Humulus Lupulus L. – source of substances with antimicrobial effect
Boštík, P., Čermák, P., Olšovská, J., Kolář, M.
Supported by the Czech Republic Grant Agency, 2014–2016 (Project No.: GA14-10233S)
The increasing number of pathogenic strains of microorganisms resistant to different types of antibiotics has become a major current medical problem. Secondary metabolites of hops (Humulus lupulus) have been recently described in many studies as potent antimicrobial agents against a range of microorganisms. The aim of this project is to broaden the scope of biomedical applications of these compounds, especially prenylflavonoids. For this reason, a profiling method for highly detailed metabolomic study of many hops varieties using UHPLC-Q/Orbitrap method will be developed. The structures of unknown and little known metabolites will be elucidated. Antimicrobial effects of crude extract, separated fractions and purified metabolites will be studied on various strains of viruses, aerobic bacteria, facultative anaerobic bacteria, and anaerobic bacteria. State-of-the-art sample pre-treatment techniques (for example QuEChERS) will be used for sample purification and pre-concentration.
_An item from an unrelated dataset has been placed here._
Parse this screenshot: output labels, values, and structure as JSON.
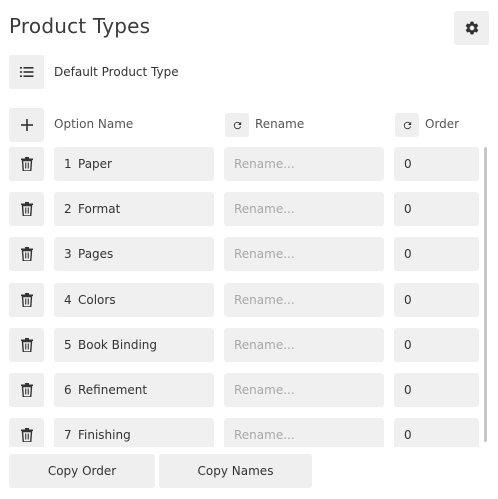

New technologies for identification and typing of biological agents
Kročová, Z., Boštík, P., Hanovcová, I., Jun, D., Macela, A.
Supported by the Czech Republic Ministry of Internal Affairs, 2012–2015 (Project No.: VF20122015024)
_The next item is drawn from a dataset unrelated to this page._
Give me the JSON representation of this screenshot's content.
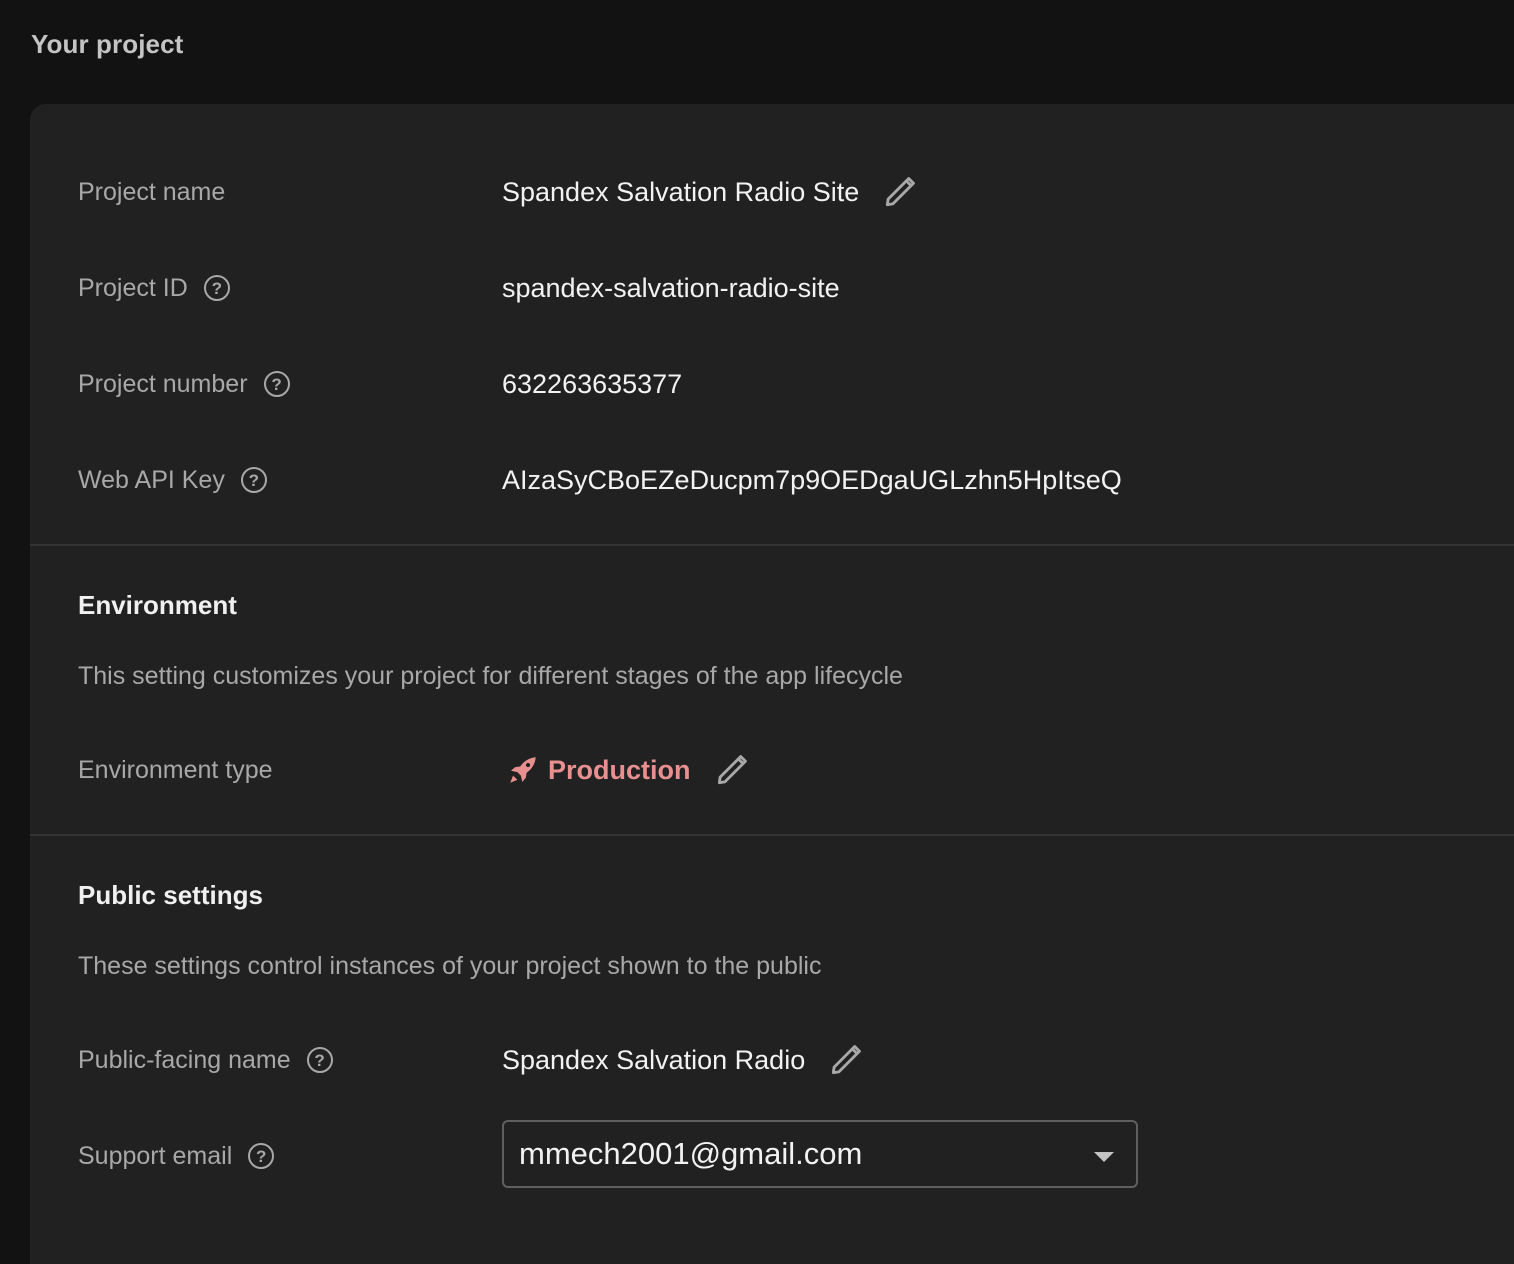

The aim of the project is to develop the methodological procedures for the isolation of bacterial and viral nucleic acids and protein and no-protein toxins from natural matrices, and the procedures for their identification and typing. In the case of bacteria and viruses are designed following the methodological procedures and specific technological and laboratory units: the acquisition and cultivation of biological agents, isolation of genome and plasmid DNA, or RNA in the case of a virus, the methodology and procedures for the preparation of samples of bacterial and viral nucleic acids from complex matrices, design of qPCR primers, probes and the reaction conditions and testing and validation of the proposed methods and procedures for the identification of biological agents. For the detection of low molecular weight toxins will be used high performance liquid chromatography coupled with tandem mass spectrometry and for detection and identification of protein toxins will be used mass spectrometric method SRM (Selected reaction monitoring).